Note: Question edited to simplify the data.
I have a few datasets combined in a dataframe, which I want to eliminate outliers from. When trying different ways to calculate upper and lower thresholds I came upon discrepacies between the results of ggplot-boxplots and manual calculation. I would like to (1) understand the discrepancies and (2) find a convenient way to eliminate outliers from multiple similar datasets via dplyr.

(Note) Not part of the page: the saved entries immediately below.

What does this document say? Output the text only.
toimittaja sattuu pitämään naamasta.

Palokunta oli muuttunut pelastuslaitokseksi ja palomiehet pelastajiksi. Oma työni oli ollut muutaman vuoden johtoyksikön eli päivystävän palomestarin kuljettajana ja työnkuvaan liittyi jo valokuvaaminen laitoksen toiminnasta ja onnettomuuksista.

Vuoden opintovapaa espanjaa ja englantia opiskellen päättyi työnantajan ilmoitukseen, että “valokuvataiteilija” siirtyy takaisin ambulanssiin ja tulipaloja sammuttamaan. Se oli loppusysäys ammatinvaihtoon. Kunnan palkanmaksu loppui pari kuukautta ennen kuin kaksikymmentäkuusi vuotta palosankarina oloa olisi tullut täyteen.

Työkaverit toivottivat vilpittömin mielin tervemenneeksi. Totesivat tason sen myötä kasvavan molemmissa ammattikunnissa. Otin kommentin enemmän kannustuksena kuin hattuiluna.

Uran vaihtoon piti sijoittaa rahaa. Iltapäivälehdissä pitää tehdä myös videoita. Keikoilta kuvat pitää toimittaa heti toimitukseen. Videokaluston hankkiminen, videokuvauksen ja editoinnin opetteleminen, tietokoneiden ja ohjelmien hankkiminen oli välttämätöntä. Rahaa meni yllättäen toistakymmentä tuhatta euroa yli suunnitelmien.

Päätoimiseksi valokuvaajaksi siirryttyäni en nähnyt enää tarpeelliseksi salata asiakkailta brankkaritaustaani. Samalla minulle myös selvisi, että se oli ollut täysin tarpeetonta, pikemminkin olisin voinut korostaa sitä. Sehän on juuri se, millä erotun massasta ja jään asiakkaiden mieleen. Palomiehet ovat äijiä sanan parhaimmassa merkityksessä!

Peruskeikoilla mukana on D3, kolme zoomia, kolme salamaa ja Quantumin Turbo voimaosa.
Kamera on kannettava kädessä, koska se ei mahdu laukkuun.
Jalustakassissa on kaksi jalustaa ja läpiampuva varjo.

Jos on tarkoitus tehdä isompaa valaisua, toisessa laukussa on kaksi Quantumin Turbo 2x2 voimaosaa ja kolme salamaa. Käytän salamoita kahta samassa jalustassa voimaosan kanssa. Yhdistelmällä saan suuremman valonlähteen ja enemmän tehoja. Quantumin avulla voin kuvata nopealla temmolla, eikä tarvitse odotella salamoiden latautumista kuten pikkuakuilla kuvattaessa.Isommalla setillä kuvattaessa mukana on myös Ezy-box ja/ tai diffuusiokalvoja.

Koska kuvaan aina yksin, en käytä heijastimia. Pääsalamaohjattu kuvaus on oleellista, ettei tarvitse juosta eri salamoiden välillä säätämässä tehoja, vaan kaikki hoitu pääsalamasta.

Example data (taken from the boxplot.stats help page):
library(tidyverse)
require(stats)
x <- c(1:100, 1000)
(b1 <- boxplot.stats(x))
This returns ymin = 1 and max = 100 and 1000 as an obvious outlier.
My initial approach can be reproduced with this data, too... to have it complete, here is my original dataset too (however discussion is based on the simpler one).
# small dataset
values_A30 <- c(0.2079762,0.2605029,0.3054334,0.304067,0.8696487,0.3470931,0.2560001,0.3096838,0.2887556,0.3741472,0.2178375,0.2234682,0.2628923,0.2745458,0.5438208,0.7068278,0.6492924,1.100175,0.2740491,0.2849299,0.7562737,0.3009749,0.2598575,0.3460925,0.3265929,0.4208336,0.4353992,1.132036,0.3856708,0.1978752,0.3676808,0.4196799,0.4486595,0.3282394,0.3725664,0.385373,0.3680049,0.7875058,0.8098903,0.741165,1.260887,0.3521471,0.3883195,1.17124,0.3225514,0.3492051)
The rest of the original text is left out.